Every word was thus audible to the servants, who had followed them out of the house and now congregated about us on the terrace, as well as to Rowley and the five postillions on the gravel sweep below. The sentiments expressed were popular; some ass, whom the devil moved to be my enemy, proposed three cheers, and they were given with a will.
To hear my own name resounding amid acclamations in the hills of Westmorland was flattering, perhaps; but it was inconvenient at a moment when (as I was morally persuaded) police handbills were already speeding after me at the rate of a hundred miles a day. Nor was that the end of it.

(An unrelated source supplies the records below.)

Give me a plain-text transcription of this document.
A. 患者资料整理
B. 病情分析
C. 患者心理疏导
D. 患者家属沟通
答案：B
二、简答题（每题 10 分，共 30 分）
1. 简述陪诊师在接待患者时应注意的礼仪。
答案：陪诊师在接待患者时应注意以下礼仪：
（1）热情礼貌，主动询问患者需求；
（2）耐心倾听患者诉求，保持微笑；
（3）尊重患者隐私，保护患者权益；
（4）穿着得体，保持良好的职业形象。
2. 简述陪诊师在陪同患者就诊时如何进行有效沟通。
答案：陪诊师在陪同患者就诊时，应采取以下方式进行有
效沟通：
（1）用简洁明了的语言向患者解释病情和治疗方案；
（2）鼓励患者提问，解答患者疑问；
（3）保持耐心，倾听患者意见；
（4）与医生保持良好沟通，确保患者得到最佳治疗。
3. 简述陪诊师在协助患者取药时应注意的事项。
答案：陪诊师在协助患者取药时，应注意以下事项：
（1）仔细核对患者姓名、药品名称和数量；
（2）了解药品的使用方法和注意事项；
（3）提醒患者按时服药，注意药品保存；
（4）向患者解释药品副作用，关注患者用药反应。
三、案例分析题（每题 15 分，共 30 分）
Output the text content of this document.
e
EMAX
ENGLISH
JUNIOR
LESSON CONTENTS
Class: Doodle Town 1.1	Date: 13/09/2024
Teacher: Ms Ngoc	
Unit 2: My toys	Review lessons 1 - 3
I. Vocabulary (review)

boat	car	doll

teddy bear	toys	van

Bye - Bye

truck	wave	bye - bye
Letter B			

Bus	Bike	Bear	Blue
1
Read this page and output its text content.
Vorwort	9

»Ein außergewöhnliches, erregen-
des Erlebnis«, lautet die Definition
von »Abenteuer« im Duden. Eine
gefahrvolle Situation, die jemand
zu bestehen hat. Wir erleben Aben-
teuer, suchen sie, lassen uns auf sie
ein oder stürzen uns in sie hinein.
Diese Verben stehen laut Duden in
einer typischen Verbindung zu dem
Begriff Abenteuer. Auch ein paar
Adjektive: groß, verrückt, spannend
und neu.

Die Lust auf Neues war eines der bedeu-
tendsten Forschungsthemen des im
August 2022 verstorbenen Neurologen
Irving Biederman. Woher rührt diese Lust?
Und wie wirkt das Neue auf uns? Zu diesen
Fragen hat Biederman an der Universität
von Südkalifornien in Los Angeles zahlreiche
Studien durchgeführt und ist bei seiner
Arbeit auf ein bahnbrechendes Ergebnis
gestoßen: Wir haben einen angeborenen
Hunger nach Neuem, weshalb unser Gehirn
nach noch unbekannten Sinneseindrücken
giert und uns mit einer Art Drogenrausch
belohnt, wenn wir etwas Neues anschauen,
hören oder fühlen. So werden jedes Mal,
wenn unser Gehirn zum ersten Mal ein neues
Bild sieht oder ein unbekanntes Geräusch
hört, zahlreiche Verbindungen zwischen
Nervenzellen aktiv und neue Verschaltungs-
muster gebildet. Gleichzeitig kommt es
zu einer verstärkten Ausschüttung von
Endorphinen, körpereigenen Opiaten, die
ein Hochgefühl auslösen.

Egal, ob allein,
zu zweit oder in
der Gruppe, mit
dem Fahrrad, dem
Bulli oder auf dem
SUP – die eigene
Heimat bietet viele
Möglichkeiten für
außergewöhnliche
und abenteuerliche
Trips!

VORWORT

The archdeacon must present his compliments, and pressed upon me some of his West India sherry, and I was carried into a vastly fine library, where I was presented to his lady wife.
While we were at sherry in the library, ale was handed round upon the terrace. Speeches were made, hands were shaken, Missy (at her father's request) kissed me farewell, and the whole party reaccompanied me to the terrace, where they stood waving hats and handkerchiefs, and crying farewells to all the echoes of the mountains until the chaise had disappeared. The echoes of the mountains were engaged in saying to me privately: 'You fool, you have done it now!' 'They do seem to have got 'old of your name, Mr.Anne,' said Rowley.